The Parks department has stepped up tree inspections in special zones around areas where the beetle has been found, and is asking people to report sightings of the insect or the characteristic pencil-sized holes it bores in upper tree trunks. In April, the department announced a $10 million federal, state, and city effort to battle the beetle, with funding for inspection and the destruction and replacement of infested trees with seedlings.

Anne Sounds Off

A recent article in the Albany Times-Union documented the depressing result of funding cutbacks for park maintenance in a number of upstate cities. Albany, for example, has slightly more than half the park workers it had two decades ago, with predictable deterioration of parks, particularly small ones. When budgets are tight, Schenectady's Mayor said, "the parks are the first to get whacked."

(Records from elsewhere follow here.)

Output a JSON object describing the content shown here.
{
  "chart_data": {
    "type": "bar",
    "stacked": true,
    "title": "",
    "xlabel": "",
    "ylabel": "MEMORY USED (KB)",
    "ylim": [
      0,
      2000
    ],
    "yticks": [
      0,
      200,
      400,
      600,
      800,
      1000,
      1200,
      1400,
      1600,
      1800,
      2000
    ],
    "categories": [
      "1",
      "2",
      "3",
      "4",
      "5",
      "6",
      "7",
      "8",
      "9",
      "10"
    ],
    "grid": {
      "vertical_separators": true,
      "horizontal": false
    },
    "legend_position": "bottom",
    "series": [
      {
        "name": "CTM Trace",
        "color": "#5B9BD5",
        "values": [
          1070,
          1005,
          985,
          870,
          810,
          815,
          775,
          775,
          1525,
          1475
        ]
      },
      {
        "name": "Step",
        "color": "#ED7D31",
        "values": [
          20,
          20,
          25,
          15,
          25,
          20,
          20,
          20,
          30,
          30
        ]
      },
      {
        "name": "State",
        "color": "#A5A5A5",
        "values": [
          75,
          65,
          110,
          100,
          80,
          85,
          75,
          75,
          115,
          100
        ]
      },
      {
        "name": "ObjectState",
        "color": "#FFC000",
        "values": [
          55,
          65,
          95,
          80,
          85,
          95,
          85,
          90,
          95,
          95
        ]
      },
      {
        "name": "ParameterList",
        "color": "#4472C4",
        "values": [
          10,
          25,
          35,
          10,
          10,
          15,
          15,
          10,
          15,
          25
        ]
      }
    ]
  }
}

Sound familiar? New York City just approved another budget that continues an inadequate level of spending on park maintenance. Though this year's funding is $3 million higher than last year, the extra money goes to salary increases for existing staff and 31 new seasonal workers, not to increasing much-needed skilled maintenance staff, like gardeners, tree pruners, and plumbers. In fact, the budget includes a hiring freeze that aims to cut 100 fulltime park workers through attrition. The Parks department has been supplementing its maintenance staff with welfare workers, and private fundraising and volunteers are helping to maintain some parks. But many parks, especially in the poorer neighborhoods, are in terrible shape. Less than one-half of one percent of the City budget goes to the Parks department operating budget. It's time for our elected officials to stop thinking of parks as frills and realize that investing in open space and recreation pays off„in higher real estate values, crime reduction, improved air quality, and the kind of city where people and businesses want to locate.